The other characters are essentially pawns to be moved around Hill’s script in order to manipulate these two adversaries into the final endgame, but that doesn’t mean they’re any less important. Isabelle Adjani’s heavily implied escort may not be much more than a full pair of lips and a bottomless pair of eyes, but the tangible magnetism between her and the Driver is still tangible despite being almost completely unspoken and the trio of unhinged goons enlisted by the Detective benefit from the 70’s era of casting some genuinely shifty looking dudes.
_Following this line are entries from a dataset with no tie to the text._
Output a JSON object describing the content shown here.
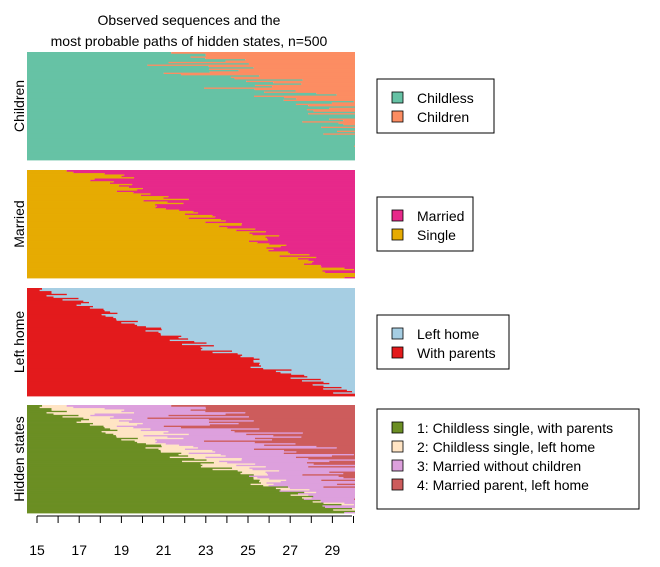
{
  "chart_data": {
    "type": "heatmap",
    "title_lines": [
      "Observed sequences and the",
      "most probable paths of hidden states, n=500"
    ],
    "x_tick_labels": [
      "15",
      "17",
      "19",
      "21",
      "23",
      "25",
      "27",
      "29"
    ],
    "x_range": [
      15,
      30
    ],
    "n_sequences": 500,
    "channels": [
      {
        "ylabel": "Children",
        "legend": [
          {
            "label": "Childless",
            "color": "#66C2A5"
          },
          {
            "label": "Children",
            "color": "#FC8D62"
          }
        ]
      },
      {
        "ylabel": "Married",
        "legend": [
          {
            "label": "Married",
            "color": "#E7298A"
          },
          {
            "label": "Single",
            "color": "#E6AB02"
          }
        ]
      },
      {
        "ylabel": "Left home",
        "legend": [
          {
            "label": "Left home",
            "color": "#A6CEE3"
          },
          {
            "label": "With parents",
            "color": "#E31A1C"
          }
        ]
      },
      {
        "ylabel": "Hidden states",
        "legend": [
          {
            "label": "1: Childless single, with parents",
            "color": "#6B8E23"
          },
          {
            "label": "2: Childless single, left home",
            "color": "#FFE4C4"
          },
          {
            "label": "3: Married without children",
            "color": "#DDA0DD"
          },
          {
            "label": "4: Married parent, left home",
            "color": "#CD5C5C"
          }
        ]
      }
    ]
  }
}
In fact, the moment when Teeth cold-bloodedly murders the Driver’s connection (named – unsurprisingly – The Connection) with the old shot-in-the-face-through-a-pillow tricks would be the most shocking parts of the movie of it wasn’t for some of the coolest car chases ever captured on film.
Comparisons to Bullett are inevitable, but Hill infuses his anarchic automobile actions scenes with different personalities as to distinguish them from become just one big mass of squealing tyres and crunching metal. The first is your standard showing off of the heroes prowess, while a standout second scene features our lead destroys Glasses’ car piece by piece as he roars around a weirdly deserted car park, deliberately clipping posts with surgical precision. However, it’s the final sequence that sees our leads rip the highways of LA a new drag strip as the Driver and the Player attempt to chase down Teeth after he steals the key to the locker the money is in and vehicular carnage has never been so sweet.


There is an argument that The Driver is maybe a bit too lean and the fact that it’s very much a movie kind of movie means that there’s virtually no real connection with the characters – but this is all by design. Hill, with his neon drenched streets and esoteric leads is toying with the very structure of the genre, deliberately pairing it down until only the bare bones remain in order to obtain fully mythic proportions.
One of the best car chase movies ever made, it’s a shame that the world in general has never had that fact fully… driven home.